Ce n’est pas le genre de ma nuit, quelque chose ne va pas. Elle se demande si elle doit tout dire au chevalier. Même si la lettre rose est perdue, il serait au moins dans cet enchantement de savoir qu’elle existe. En même temps, l’ombre vient de se faire un ami, tout droit sorti d’un Moyen Âge futuriste. Ne serait-ce pas impardonnable, et si triste, de le perdre si vite ? Pour le coup, ce ne serait plus de petites tapes qu’il lui faudrait s’administrer. Elle n’a pas envie que ce tendre sieur parte rejoindre le recoin, ce soupirail derrière l’arbre à malice, qui de son cours détourne rageusement sa vie.

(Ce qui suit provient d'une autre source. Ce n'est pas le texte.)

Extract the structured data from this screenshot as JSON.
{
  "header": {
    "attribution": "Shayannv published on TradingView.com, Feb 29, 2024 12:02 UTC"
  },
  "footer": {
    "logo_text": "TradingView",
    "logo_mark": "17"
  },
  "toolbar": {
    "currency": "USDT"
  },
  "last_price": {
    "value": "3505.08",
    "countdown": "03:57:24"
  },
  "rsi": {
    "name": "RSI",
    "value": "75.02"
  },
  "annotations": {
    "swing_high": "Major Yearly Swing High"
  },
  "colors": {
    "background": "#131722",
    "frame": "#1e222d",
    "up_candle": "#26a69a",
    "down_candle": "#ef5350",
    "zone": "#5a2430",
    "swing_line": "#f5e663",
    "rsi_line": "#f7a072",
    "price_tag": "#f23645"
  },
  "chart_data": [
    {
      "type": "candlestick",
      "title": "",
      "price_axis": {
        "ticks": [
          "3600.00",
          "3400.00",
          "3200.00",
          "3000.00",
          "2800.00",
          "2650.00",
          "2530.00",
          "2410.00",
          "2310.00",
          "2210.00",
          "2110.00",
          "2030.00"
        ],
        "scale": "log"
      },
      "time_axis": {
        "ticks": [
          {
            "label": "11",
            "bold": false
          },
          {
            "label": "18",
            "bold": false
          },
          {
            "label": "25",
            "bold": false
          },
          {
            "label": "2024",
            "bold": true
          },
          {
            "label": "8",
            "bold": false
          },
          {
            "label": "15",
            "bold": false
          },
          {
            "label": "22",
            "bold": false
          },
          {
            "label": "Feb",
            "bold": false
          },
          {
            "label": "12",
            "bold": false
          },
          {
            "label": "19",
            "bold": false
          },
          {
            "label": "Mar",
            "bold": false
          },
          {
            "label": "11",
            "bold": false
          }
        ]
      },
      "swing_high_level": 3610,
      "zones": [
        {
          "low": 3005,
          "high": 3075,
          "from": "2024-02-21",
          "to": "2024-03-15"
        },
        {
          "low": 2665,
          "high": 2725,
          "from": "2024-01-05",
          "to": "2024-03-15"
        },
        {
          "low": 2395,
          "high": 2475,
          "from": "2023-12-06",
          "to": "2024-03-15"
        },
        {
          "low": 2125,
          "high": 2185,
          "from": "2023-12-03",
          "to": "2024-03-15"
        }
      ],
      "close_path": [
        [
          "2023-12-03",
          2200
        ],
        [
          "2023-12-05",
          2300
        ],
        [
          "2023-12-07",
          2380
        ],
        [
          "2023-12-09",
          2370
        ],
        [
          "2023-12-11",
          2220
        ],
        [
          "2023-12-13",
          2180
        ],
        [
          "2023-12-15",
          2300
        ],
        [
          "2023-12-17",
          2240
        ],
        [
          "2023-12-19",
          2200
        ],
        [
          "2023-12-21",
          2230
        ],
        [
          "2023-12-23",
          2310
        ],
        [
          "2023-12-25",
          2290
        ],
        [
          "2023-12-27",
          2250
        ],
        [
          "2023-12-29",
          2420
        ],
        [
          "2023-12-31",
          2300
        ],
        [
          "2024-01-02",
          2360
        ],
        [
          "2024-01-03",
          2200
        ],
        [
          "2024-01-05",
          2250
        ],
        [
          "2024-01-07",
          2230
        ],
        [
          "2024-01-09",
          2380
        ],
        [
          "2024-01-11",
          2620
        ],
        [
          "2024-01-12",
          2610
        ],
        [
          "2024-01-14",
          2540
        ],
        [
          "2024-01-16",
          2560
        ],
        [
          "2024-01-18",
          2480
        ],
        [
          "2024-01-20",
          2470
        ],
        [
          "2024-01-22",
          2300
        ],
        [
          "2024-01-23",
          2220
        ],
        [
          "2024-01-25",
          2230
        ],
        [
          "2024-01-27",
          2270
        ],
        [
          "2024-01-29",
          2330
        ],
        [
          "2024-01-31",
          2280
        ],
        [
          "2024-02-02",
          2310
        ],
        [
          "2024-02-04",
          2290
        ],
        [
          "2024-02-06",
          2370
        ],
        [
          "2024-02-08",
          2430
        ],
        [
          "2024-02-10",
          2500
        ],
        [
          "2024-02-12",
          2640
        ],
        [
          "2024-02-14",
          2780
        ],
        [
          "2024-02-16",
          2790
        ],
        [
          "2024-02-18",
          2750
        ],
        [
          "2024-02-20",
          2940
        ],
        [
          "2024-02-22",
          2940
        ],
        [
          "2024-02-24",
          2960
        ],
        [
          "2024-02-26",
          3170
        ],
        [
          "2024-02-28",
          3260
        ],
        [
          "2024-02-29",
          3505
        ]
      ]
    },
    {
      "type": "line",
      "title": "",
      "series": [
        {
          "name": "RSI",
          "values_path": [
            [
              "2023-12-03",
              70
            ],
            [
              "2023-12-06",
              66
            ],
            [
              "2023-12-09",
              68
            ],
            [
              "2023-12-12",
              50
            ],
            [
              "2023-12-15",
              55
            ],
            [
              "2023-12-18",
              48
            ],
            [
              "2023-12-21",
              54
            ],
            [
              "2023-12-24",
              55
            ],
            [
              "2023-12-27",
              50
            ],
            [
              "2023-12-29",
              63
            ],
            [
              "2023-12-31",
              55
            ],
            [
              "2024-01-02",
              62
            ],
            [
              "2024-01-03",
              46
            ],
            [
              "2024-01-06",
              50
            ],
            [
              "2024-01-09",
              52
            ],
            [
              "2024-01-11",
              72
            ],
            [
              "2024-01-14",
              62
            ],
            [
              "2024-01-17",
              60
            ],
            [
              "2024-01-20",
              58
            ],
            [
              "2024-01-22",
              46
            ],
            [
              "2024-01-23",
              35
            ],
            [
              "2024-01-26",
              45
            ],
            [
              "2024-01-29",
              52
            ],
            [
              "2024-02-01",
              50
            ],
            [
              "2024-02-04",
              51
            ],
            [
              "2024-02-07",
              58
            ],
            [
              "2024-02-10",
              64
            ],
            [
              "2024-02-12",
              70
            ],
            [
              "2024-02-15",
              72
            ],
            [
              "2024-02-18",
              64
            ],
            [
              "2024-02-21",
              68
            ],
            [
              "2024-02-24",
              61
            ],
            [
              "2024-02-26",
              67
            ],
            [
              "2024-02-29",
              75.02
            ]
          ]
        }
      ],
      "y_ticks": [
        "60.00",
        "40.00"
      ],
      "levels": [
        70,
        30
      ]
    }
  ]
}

Le chevalier vert se tient juste devant elle, il la regarde de sa candeur de soleil. Lui propose de partager le repas du Réveillon avec lui. Adèle ne viendra pas. Il faut que je me fasse une raison, j’ai tout démoli. Déjà que je déteste Noël, alors le passer tout seul… Mais veuillez me pardonner, je dis n’importe quoi, vous dire ça, à vous… C’est surtout que passer la soirée avec vous serait un petit cadeau que je me ferais à moi-même, vous comprenez ? Un rien inattendu, mais plein de surprises. Le jeune homme est drôle, il trébuche un peu sur les mots, parle lentement en se mordant les lèvres, ça donne envie de lui caresser les cheveux. On dirait qu’il regrette tout ce qu’il dit sitôt prononcé, il aurait voulu le dire mieux, cela se voit. Ou peut-être dire l’inverse de ce qu’il dit. Alors il reprend : C’est bien peu de chose, mais si je peux vous offrir une soirée, quelques heures au chaud, mademois… euh, madame. Appelez-moi Comtesse, coupe l’ombre. Je veux bien rester, merci. Un millefeuille de foie gras aux cèpes, ça ne se refuse pas. Reposez-vous, Comtesse, reprend le jeune homme en rougissant un peu – ce sourire… –, je mets la dernière main au plat.

Le cadeau le plus beau

L’ombre ne croit pas à son aubaine. J’ai failli m’endormir pour toujours, mais est-ce que ça ne valait pas le coup ? Et un petit coup sur le nez par réflexe, pour saluer l’occasion, s’en punir peut-être. En attendant, elle ne sait pas ce qu’elle va offrir à l’Ancien. Forcément, c’est avec lui que ça coince. Et puis elle se dit : Tant pis. La lettre d’une inconnue, c’était un don inestimable. Mais tout n’est peut-être pas perdu. L’ombre veloutée, qui se sent redevenir solide, changer de texture sous la chaleur du logis auquel son corps de vieille enfant n’était plus habitué, demande une feuille blanche à son ami du 65. Et aussi s’il peut lui faire cadeau d’un Bic et d’une enveloppe. Elle aime bien son idée. C’est lui, l’Ancien, qui décidera, ce qu’il écrit, s’il écrit, à qui il adressera ce petit papier, sa pensée ou sa vitupération. Il peut s’écrire à lui-même ou laisser la feuille blanche à jamais pour en faire un petit lieu d’attente, une promesse toujours réitérée, un creux à remplir. Quel présent plus inépuisable qu’une lettre ouverte ? Un cadeau blanc. Immaculé. Appelé à vivre une nouvelle vie ? Celle que l’Ancien aura décidée.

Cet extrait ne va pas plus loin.